The patients with a history of isolation of CPE were cared for in a private room under contact precautions according to the infection prevention protocol of the hospital. After July 2014 when the isolation of CPE from patients hospitalized in different wards was documented, occurrence of an institutional outbreak of CPE was notified to the all hospital staffs and strict compliance to the infection prevention protocol was enforced. In addition, direct observation of hand hygiene compliance was initiated by infection preventionists and the data were fed back to each hospital department. Compliance to the infection prevention protocol was thoroughly checked especially at the wards where the patients with CPE was hospitalized. Sampling from hospital environment was not performed. Compliance to the cleaning and disinfection protocol of endoscopes was confirmed and bacterial cultures of the relevant endoscopes, including bronchoscopes for the operating rooms and ICU and duodenoscope, were negative for the growth of CPE.
Microbiological and molecular analysis of CPE
All CPE isolates were non-susceptible to cefotaxime, ceftazidime, and cefepime and all but one isolates were non-susceptible to piperacillin-tazobactam with BD Phoenix NMIC/ID-208 panel. Three isolates were susceptible to aztreonam. Although most of the isolates were non-susceptible to carbapenems, MIC of >4 mg/mL for imipenem and meropenem was observed only in two isolates and one isolate, respectively. Most of the isolates was susceptible to non-b-lactam antibiotics tested (Table 3).

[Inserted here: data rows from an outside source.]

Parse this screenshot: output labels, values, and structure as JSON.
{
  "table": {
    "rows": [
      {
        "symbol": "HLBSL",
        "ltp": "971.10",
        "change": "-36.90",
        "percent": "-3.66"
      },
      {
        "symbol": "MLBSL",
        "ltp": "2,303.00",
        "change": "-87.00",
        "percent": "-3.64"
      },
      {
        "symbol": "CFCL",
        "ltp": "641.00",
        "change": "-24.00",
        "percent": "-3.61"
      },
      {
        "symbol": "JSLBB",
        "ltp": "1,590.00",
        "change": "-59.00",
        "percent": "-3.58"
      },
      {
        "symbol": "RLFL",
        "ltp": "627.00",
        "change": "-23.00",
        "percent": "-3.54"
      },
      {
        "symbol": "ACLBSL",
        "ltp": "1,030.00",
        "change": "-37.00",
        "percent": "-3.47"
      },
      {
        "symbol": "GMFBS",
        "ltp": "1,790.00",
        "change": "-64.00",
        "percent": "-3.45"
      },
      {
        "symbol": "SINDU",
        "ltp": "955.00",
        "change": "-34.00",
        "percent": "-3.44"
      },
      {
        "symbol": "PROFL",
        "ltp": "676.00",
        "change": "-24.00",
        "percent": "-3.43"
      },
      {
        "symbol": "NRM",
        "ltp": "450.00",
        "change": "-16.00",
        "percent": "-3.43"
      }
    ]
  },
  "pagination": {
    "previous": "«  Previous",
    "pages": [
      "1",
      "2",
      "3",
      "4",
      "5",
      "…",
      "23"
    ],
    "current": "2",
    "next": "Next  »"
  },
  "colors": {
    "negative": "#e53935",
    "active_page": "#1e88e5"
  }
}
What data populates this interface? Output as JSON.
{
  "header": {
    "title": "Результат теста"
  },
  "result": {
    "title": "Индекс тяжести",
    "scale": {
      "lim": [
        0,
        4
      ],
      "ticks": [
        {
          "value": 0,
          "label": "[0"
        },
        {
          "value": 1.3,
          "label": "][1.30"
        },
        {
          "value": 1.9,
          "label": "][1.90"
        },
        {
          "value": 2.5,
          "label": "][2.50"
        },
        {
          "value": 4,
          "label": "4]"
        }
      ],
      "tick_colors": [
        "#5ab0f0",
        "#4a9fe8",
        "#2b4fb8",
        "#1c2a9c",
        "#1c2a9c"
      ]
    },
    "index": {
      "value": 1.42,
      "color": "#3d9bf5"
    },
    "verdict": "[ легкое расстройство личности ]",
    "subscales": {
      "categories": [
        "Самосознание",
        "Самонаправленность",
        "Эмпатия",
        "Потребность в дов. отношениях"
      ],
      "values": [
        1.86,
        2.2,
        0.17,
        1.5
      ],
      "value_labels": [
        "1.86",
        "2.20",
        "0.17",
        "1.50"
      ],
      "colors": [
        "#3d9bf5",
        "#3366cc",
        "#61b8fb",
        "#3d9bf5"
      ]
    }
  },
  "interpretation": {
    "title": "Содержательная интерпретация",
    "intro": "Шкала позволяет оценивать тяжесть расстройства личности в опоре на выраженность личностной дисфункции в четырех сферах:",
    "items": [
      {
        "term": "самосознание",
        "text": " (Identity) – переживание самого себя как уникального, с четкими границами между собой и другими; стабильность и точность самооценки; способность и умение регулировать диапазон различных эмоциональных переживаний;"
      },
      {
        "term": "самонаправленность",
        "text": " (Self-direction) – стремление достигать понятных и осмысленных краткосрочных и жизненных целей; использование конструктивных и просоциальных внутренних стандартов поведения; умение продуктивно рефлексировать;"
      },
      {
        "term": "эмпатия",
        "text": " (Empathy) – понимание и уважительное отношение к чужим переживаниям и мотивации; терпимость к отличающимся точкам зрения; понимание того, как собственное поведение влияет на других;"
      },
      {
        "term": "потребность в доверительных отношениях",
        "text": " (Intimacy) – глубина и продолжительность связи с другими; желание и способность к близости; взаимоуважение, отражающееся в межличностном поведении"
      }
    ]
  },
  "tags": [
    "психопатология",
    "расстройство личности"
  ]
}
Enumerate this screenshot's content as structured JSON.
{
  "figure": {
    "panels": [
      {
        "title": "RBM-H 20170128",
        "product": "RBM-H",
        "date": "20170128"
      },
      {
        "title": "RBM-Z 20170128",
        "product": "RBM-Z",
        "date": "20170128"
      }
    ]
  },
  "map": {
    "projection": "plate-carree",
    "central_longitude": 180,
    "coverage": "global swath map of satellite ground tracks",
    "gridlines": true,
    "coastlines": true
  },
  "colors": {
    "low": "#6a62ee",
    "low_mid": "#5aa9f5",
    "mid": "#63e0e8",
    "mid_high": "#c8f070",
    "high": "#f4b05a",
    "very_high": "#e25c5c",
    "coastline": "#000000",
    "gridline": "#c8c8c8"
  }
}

Fourteen of eighteen CPE isolates were identified as E. hormaechei by ANI and other isolates were E. hormaechei subsp. steigerwaltii (n = 2), E. asburiae (n = 1), and E. xiangfangensis (n = 1) (Table 3). All E. hormaechei isolates were ST78 and isolated between July 2014 and August 2015. While one isolate (TUM17942) carried blaIMP-11, all other isolates carried blaIMP-1. As expected, all isolates carried chromosomal ampC genes, but acquired genes for extended-spectrum b-lactamases (ESBL), AmpC, and carbapenemases other than blaIMP were not identified in any isolates. Plasmid replicon for IncHI2A/IncHI2 was documented in 16 of 18 isolates and all 6 isolates in which full nucleotide sequences required for pMLST of IncHI2 plasmids were obtained were pMLST-ST1 (smr0119:1-smr0018:1). Remaining ten isolates also had allele profile of ‘1’ for smr00119 (smr00118 of these isolates had 0.3% difference from allele 1 (n = 4), were not fully sequenced (n = 2), or were non-typable (n = 4)).
All isolates carrying blaIMP-1 had In316 (intI1-blaIMP-1-aac(6’)-IIc-sul1)-like structure. In 7 isolates (TUM17941, TUM17943, TUM17945, TUM17946, TUM17947, TUM17948, and TUM17949), nucleotide sequences of In316 were completely preserved and other isolates had single nucleotide difference (n = 5) or had fragmentation of the structure into multiple contigs (n = 5).
ST78 isolates were divided into three clades by core-genome (4,062,250bp, 87.7% of the genomic sequence of the reference strain) based SNP analysis (Figure 2). All patients from whom isolates of clade A were identified had a history of admission at ICU, Ward-V, or Ward-Y. On the other hand, all patients from whom isolates of clade C were identified had a history of multiple admission at Ward-X (Figure 1).
In 13 isolates, blaIMP was successfully transferred into recipient E. coli cell by conjugation experiment (Table 3). All transconjugant were positive for PCR using primers for blaIMP-1-group. TUM17942 yielded transconjugants positive for IncL/M by PCR-based replicon typing. Transconjugants of the remaining isolates were positive for IncHI2 by PCR-based replicon typing.